FRANKFURT. The lens of the human eye gets its transparency and refractive power from the fact that certain proteins are densely packed in its cells. These are mainly crystallines. If this dense packing cannot be maintained, for example due to hereditary changes in the crystallines, the result is lens opacities, known as cataracts, which are the most common cause of vision loss worldwide.
In order for crystallins to be packed tightly in lens fibre cells, they must be folded stably and correctly. Protein folding already begins during the biosynthesis of proteins in the ribosomes, which are large protein complexes. Ribosomes help translate the genetic code into a sequence of amino acids. In the process, ribosomes form a protective tunnel around the new amino acid chain, which takes on three-dimensional structures with different elements such as helices or folded structures immediately after the tunnel's formation. The gamma-B crystallines studied in Frankfurt and Grenoble also exhibit many bonds between two sulphur-containing amino acids, so-called disulphide bridges.
The production of these disulphide bridges is not easy for the cell, since biochemical conditions prevail in the cell environment that prevent or dissolve such disulphide bridges. In the finished gamma-B crystalline protein, the disulphide bridges are therefore shielded from the outside by other parts of the protein. However, as long as the protein is in the process of formation, this is not yet possible.

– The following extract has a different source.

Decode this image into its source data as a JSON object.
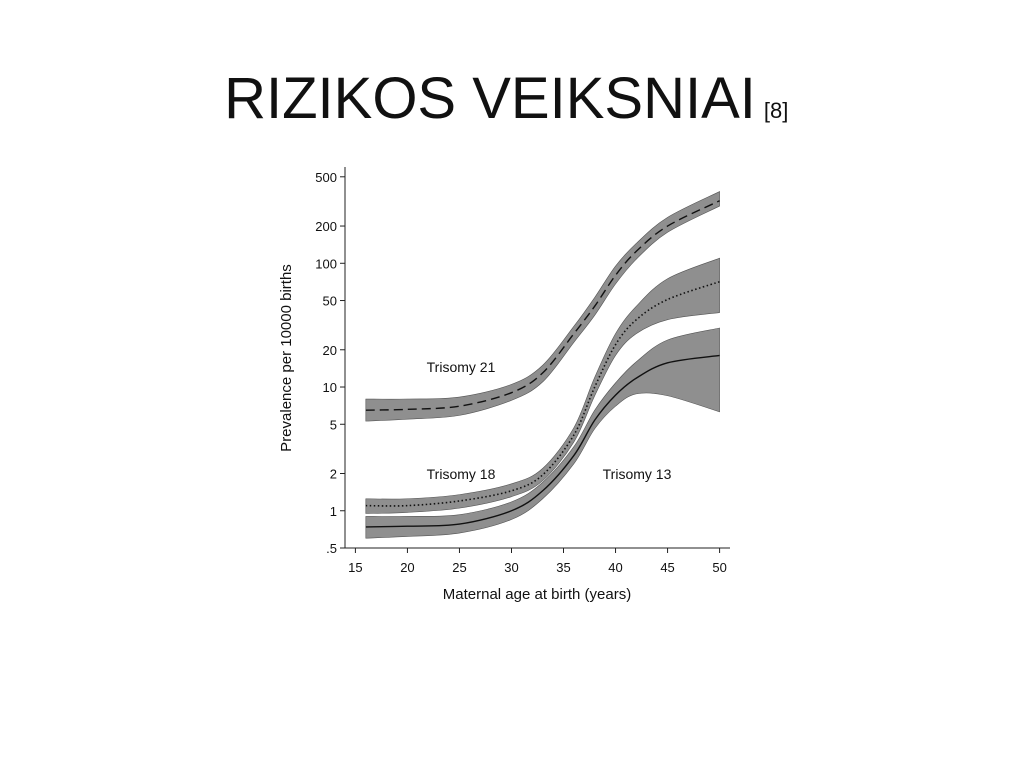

But because the ribosomal tunnel was considered too narrow, it was assumed - also on the basis of other studies - that the disulphide bridges of the gamma-B crystallins are formed only after the proteins have been completed. To test this assumption, the researchers from Frankfurt and Grenoble used genetically modified bacterial cells as a model system, stopped the synthesis of the gamma-B crystallins at different points in time and examined the intermediate products with mass spectrometric, nuclear magnetic resonance spectroscopic and electron microscopic methods, and supplemented these with theoretical simulation calculations. The result: The disulphide bridges are already formed on the not yet finished protein during the synthesis of the amino acid chain.

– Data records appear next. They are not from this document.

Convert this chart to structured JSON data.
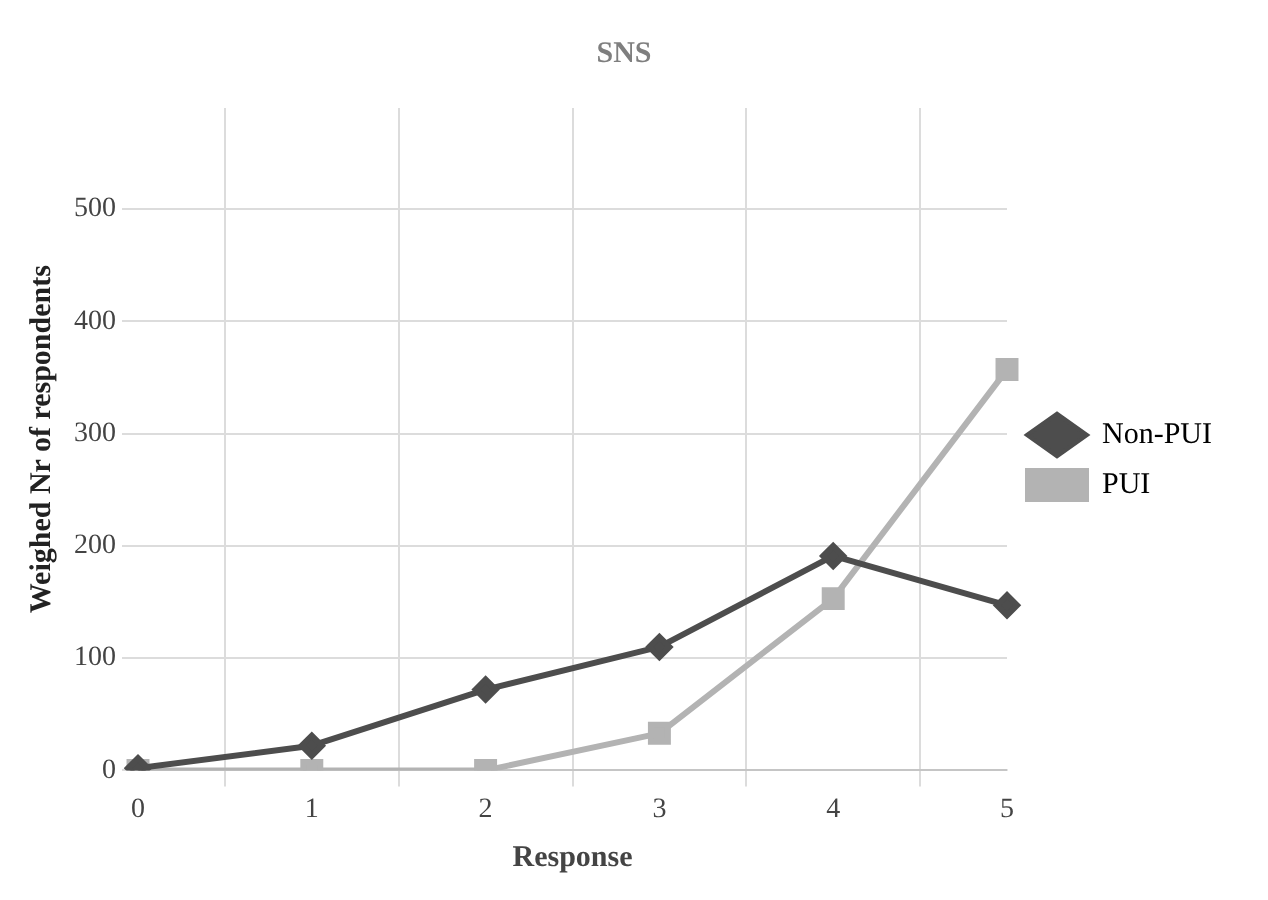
{
  "chart_data": {
    "type": "line",
    "title": "SNS",
    "xlabel": "Response",
    "ylabel": "Weighed Nr of respondents",
    "categories": [
      "0",
      "1",
      "2",
      "3",
      "4",
      "5"
    ],
    "series": [
      {
        "name": "Non-PUI",
        "color": "#4d4d4d",
        "marker": "diamond",
        "values": [
          2,
          22,
          72,
          110,
          191,
          147
        ]
      },
      {
        "name": "PUI",
        "color": "#b3b3b3",
        "marker": "square",
        "values": [
          0,
          0,
          0,
          33,
          153,
          357
        ]
      }
    ],
    "ylim": [
      0,
      590
    ],
    "yticks": [
      0,
      100,
      200,
      300,
      400,
      500
    ],
    "grid": true,
    "legend": "right",
    "line_style": "solid"
  }
}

"We were thus able to show that disulphide bridges can already form in the ribosomal tunnel, which offers sufficient space for this and shields the disulphide bridges from the cellular milieu," says Prof. Harald Schwalbe from the Institute of Organic Chemistry and Chemical Biology at Goethe University. "Surprisingly, however, these are not the same disulphide bridges that are later present in the finished gamma-B crystallin. We conclude that at least some of the disulphide bridges are later dissolved again and linked differently. The reason for this probably lies in the optimal timing of protein production: the 'preliminary' disulphide bridges accelerate the formation of the 'final' disulphide bridges when the gamma-B crystallin is released from the ribosome."
In further studies, the researchers now want to test whether the synthesis processes in the slightly different ribosomes of higher cells are similar to those in the bacterial model system.